Carecen de la fortaleza institucional necesaria para sostener un programa de gobierno o un candidato en un cargo clave. Más todavía cuando no cualquier discusión sustancial respecto del rumbo económico estuvo durante años fuera de plano. El único partido que parece lo suficientemente constituido aunque en torno a una figura y una cuestión más bien familiar, es Fuerza Popular, el partido del clan Fujimori. Porque a todos los inconvenientes anteriores, hay que agregarle en Perú la variante autóctona de la grieta, que pasa por el clivaje fujimorismo-antifujimorismo.

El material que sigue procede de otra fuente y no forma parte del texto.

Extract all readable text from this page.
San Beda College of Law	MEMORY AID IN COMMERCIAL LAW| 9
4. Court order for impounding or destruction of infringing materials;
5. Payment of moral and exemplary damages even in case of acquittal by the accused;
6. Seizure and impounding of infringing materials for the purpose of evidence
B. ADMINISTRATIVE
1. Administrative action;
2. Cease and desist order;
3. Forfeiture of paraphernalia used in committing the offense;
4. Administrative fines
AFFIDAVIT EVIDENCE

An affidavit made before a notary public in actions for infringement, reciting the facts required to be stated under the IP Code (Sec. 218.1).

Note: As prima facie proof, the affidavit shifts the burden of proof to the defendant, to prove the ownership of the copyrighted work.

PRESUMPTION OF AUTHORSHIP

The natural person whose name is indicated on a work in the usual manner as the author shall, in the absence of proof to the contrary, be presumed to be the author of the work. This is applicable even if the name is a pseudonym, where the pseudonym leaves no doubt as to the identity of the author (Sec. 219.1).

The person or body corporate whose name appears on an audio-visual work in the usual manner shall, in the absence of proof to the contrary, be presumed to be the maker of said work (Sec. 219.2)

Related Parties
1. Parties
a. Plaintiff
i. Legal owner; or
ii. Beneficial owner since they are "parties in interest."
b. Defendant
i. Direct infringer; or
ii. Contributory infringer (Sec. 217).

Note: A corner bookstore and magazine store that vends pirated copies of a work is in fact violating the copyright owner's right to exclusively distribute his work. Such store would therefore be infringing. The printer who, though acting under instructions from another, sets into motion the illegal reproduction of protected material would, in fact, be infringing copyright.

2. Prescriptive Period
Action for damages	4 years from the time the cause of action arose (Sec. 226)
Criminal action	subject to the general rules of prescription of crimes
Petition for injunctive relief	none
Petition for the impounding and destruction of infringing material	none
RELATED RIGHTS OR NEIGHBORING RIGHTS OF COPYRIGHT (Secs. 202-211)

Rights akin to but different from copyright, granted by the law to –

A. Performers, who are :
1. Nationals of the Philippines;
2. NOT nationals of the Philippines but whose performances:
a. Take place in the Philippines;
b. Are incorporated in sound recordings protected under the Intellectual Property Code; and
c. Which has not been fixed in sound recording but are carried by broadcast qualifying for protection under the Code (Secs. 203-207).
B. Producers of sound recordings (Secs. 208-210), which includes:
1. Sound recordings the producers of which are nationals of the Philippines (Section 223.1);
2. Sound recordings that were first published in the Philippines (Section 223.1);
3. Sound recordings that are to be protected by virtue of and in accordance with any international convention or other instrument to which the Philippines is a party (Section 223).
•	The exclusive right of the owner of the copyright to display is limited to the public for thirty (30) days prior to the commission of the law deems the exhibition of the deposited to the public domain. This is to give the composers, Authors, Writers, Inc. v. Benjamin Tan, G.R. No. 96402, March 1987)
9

El Congreso peruano, atomizado políticamente, ofreció suficientes muestras de actuar por despecho o por venganza debido a la disolución del cuerpo que en enero de este año llevó adelante Martín Vizcarra, en una actitud que también fue cuestionable. La potestad presidencial de disolver el Congreso en determinadas situaciones también está expresada en la Constititución, y también debería ser revisada por contradecir la impronta republicana y democrática.
La caída de Kuczynski primero y de Vizcarra después, obedece más a las artimañas de las disputas internas que se juegan en el Congreso que a una persecución genuina de honestidad o de buen gobierno. En esta última oportunidad el grado de encierro en el microclima propio preocupa y mucho. El Congreso parece haberse puesto de acuerdo para expulsar al presidente e imponer uno propio que le permita actuar con desparpajo en beneficio de sus integrantes cuando afuera del recinto el pueblo padece. Es por eso que el gobierno interino de Manuel Merino nació con un vicio de legitimidad que los peruanos y las peruanas hicieron notar inmediatamente en las calles.
El fin oculto
El objetivo principal de la dirigencia política involucrada en este proceso de concentración de poder del Congreso y que lo condujo a designar presidente interino a uno de sus integrantes, es manipular el proceso de elección de los nuevos magistrados del Tribunal Constitucional. Seis de los siete jueces deben ser reemplazados por haber vencido su período y el Congreso actual ha diseñado un proceso de selección rápido para colocar a candidatos afines a las bancadas cuyos líderes políticos tienen problemas judiciales. Las tres bancadas que conforman la mayoría legislativa tienen a sus líderes investigados por corrupción u otros delitos, o bien están presos.
El divorcio entre el pueblo peruano y su dirigencia política podría adquirir ribetes dramáticos si el conflicto institucional no se encauza rápidamente pero, por sobre todas las cosas, si la ciudadanía concluye que sus representantes ya no la representan.